Oleh karena itu, jika kasus di jombang tetap digelar meskipun Ryan sudah dinyatakan sakit jiwa, maka hal tersebut melanggar prinsip persidangan sederhana, cepat, dan berbiaya murah.
Selain itu, Rudy juga menyayangkan tidak didatangkannya ahli jiwa, dalam hal ini psikolog yang independen dalam pengadilan di Depok.
"Seharusnya psikolog bukan dari pihak kepolisisan," jelasnya.
Psikolog yang bersaksi di pengadilan seharusnya berasal dari lembaga yang
independen. Hal tersebut dilakukan agar kesaksian tidak cenderung berat sebelah.
Mengenai perkara di Jombang sendiri baru bisa disidangkan seusai perkara di Depok selesai.
Sebelumnya pada pengadilan yang digelar pada 24 desember 2008, penasehat umum terdakwa telah mengajukan kepada hakim agar berkas perkara di Jombang dan Depok dijadikan satu.

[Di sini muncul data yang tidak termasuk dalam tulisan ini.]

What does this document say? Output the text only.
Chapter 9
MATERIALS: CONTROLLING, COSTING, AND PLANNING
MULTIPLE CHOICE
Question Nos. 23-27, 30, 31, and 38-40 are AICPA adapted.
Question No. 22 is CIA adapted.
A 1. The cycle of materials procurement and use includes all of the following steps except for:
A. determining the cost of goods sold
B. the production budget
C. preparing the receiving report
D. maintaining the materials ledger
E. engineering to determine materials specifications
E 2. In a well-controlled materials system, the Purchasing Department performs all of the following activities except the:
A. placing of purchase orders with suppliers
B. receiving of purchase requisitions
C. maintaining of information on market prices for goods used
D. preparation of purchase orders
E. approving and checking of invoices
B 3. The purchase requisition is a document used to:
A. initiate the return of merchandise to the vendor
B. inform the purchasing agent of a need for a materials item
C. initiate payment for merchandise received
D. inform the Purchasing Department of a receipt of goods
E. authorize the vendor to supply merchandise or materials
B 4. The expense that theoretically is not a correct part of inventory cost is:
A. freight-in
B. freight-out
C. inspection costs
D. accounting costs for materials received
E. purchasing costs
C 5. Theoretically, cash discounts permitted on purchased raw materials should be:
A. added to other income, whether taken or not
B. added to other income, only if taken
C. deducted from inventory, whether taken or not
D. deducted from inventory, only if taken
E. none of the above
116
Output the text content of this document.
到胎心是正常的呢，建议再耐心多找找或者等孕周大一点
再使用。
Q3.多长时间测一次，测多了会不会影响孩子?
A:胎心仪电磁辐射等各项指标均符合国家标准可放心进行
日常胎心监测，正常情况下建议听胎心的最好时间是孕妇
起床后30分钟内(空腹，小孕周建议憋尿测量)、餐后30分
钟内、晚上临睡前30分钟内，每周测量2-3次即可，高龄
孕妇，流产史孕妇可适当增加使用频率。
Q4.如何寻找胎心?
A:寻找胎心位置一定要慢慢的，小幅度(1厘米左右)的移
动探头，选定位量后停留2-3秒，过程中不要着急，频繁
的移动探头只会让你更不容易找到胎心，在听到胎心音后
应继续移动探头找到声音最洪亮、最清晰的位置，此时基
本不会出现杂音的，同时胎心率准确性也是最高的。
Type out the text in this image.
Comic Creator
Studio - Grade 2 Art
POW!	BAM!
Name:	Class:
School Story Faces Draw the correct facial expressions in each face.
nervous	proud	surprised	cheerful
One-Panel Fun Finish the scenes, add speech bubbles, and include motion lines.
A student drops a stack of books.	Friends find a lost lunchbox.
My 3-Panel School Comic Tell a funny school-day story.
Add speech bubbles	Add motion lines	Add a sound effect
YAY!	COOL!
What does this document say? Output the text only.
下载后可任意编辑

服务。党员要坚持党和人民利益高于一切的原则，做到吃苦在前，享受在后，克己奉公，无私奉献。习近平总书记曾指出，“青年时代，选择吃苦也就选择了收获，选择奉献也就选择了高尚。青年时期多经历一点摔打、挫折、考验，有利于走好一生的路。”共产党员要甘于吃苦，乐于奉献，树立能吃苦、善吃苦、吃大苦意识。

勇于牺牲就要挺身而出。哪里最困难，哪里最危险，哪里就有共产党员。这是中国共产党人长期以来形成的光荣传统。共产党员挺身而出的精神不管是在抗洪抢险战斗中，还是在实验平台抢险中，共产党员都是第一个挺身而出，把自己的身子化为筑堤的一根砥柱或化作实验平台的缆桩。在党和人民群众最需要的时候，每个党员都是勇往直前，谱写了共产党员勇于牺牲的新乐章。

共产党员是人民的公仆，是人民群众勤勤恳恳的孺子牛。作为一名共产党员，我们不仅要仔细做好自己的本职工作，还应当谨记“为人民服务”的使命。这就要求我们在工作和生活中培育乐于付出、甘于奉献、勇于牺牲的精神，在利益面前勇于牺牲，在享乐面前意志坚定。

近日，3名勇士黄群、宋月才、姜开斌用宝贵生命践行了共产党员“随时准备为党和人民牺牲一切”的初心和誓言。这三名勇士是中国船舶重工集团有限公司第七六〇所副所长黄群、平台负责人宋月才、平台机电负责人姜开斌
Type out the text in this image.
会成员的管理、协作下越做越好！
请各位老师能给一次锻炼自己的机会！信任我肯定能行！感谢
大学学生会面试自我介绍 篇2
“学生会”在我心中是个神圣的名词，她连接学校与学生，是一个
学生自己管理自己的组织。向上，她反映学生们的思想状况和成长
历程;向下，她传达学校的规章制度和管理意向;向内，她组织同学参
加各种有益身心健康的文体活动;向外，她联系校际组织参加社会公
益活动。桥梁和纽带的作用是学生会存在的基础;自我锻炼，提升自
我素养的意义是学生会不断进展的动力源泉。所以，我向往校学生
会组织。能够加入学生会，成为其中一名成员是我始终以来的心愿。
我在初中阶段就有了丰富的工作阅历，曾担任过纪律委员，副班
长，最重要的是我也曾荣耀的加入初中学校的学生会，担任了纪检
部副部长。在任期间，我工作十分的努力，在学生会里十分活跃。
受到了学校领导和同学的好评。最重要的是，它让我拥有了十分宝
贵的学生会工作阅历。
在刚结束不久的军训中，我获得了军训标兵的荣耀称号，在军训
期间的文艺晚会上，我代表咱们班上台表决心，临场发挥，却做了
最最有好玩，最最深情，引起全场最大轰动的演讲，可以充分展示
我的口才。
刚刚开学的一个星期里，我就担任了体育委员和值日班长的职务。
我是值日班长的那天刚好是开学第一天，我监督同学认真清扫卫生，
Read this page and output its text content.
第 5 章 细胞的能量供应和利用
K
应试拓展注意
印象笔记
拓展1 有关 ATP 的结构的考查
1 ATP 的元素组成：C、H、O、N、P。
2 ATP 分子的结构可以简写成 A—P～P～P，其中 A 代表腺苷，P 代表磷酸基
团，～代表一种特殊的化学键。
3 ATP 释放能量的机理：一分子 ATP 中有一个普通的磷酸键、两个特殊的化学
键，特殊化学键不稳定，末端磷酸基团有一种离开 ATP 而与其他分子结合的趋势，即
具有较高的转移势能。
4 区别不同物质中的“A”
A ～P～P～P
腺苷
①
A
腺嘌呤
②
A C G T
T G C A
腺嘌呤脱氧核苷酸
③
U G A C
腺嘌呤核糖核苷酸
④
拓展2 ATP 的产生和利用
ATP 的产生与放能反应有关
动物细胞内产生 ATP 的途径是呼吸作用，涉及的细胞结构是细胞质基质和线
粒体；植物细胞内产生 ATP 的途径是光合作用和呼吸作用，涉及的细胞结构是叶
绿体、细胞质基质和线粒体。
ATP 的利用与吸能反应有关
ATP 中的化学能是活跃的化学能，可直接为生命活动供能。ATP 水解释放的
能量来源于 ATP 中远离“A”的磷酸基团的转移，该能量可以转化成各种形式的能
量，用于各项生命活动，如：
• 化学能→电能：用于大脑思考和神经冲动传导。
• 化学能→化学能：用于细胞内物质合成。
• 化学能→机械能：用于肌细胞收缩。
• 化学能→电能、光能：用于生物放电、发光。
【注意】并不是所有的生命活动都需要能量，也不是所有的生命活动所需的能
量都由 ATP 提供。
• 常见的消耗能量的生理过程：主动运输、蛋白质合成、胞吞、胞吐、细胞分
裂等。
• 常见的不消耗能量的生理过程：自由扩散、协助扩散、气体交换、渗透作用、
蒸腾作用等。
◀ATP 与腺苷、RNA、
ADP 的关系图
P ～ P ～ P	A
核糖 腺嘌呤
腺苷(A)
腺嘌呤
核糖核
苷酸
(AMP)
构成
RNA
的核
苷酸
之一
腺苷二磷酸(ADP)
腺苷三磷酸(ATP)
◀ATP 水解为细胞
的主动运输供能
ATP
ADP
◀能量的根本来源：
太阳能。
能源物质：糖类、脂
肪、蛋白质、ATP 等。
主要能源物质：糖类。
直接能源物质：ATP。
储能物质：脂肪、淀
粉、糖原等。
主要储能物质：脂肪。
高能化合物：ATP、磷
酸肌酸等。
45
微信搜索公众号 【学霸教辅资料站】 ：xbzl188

Akan tetapi permohonan tersebut ditolak oleh jaksa penuntut umum (Tempointeraktif,
tanggal 24/12).
Very Idam Henyansyah alias Ryan diadili di pengadilan negeri Depok karena melakukan pembunuhan terhadap Heri Santoso di apartemen Margonda Residence pada bulan Juli 2008.
Selain membunuh Heri, Ryan juga diduga melakukan pembunuhan kepada 10 orang lain di Jombang.